Recipharm set out to become a best-in-class provider of contract development and manufacturing solutions to the pharmaceutical industry and although there is always room for growth and progress, we believe we have achieved this goal and built up a strong reputation in the sector. Through our strategic merger and acquisition (M&A) activity, we continue to expand our capabilities so that we can proffer a full-service offering. This, combined with our breadth of pharmaceutical expertise, allows us to manage complexity and simplify the supply chain for our customers.
More specifically, perhaps the most significant development for Recipharm in 2017 was the completion of our strategic acquisition of Kemwell’s pharmaceutical business in Bengaluru, India. The acquisition expanded our position in emerging markets significantly, taking sales in these markets to more than SEK 800m. As well as growing our team from around 3,500 to more than 5,000 employees, the addition of Kemwell has hugely increased our development operation, both in terms of scale and breadth of capabilities. Our Bengaluru facility is now our centre of excellence for stability studies, and adds US FDA- and EU-approved efficient manufacturing options to our business.

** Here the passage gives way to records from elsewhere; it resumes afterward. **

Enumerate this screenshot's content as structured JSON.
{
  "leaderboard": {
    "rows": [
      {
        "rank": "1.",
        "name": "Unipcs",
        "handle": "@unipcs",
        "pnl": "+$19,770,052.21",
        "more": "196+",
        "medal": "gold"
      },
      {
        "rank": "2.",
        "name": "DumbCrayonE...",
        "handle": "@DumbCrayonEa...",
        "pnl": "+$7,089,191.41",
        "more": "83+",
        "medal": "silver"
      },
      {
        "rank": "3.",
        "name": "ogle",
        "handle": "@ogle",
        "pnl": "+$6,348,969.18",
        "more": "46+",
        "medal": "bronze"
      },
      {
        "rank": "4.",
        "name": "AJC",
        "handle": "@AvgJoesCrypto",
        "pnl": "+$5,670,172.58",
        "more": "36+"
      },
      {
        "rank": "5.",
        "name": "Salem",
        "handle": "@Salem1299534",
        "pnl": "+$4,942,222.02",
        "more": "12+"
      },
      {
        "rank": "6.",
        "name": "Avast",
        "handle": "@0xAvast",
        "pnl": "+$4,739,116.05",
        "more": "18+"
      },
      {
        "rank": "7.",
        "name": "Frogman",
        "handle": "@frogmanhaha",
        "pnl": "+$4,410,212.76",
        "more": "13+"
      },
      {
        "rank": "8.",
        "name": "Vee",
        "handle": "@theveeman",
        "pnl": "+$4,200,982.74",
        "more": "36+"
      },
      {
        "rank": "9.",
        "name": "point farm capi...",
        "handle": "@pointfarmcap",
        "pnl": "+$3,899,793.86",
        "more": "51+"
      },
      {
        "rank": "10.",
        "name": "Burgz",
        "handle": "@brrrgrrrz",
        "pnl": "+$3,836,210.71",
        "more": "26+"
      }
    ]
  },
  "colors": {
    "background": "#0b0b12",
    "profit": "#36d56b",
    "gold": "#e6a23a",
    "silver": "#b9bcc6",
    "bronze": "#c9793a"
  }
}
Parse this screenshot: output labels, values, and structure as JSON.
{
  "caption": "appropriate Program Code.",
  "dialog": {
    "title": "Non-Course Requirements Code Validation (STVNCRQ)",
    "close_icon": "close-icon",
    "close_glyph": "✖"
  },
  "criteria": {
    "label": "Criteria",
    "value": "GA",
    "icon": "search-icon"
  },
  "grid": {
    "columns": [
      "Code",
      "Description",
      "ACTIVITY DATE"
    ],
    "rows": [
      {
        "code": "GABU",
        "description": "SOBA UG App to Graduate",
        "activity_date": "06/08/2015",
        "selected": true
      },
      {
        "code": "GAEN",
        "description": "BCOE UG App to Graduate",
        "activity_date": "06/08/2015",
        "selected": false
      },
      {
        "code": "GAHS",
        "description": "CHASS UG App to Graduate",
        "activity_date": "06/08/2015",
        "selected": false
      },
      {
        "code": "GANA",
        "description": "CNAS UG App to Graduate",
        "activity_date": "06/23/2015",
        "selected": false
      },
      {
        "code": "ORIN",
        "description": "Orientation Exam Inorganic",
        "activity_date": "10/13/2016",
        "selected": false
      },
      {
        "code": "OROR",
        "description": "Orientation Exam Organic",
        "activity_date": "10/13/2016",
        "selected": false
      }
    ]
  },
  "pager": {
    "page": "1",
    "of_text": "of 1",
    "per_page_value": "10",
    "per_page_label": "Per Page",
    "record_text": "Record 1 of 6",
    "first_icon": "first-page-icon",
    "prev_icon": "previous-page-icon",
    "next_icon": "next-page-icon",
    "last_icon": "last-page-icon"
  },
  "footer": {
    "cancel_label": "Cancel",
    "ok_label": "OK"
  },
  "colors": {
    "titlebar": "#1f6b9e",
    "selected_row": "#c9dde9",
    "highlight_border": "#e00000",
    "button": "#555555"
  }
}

Founded in 1995, Recipharm is a leading contract development and manufacturing organisation (CDMO) in the pharmaceutical industry, with around 5,000 employees. Recipharm offers manufacturing services for pharmaceuticals in various dosage forms, production of clinical trial material and APIs, and pharmaceutical product development. It manufactures several hundred different products for customers, ranging from big pharma to smaller research and development companies. Recipharm’s turnover is approximately SEK 5.3bn and the company operates development and manufacturing facilities in France, Germany, India, Israel, Italy, Portugal, Spain, Sweden, the UK and the US, and is headquartered in Stockholm, Sweden.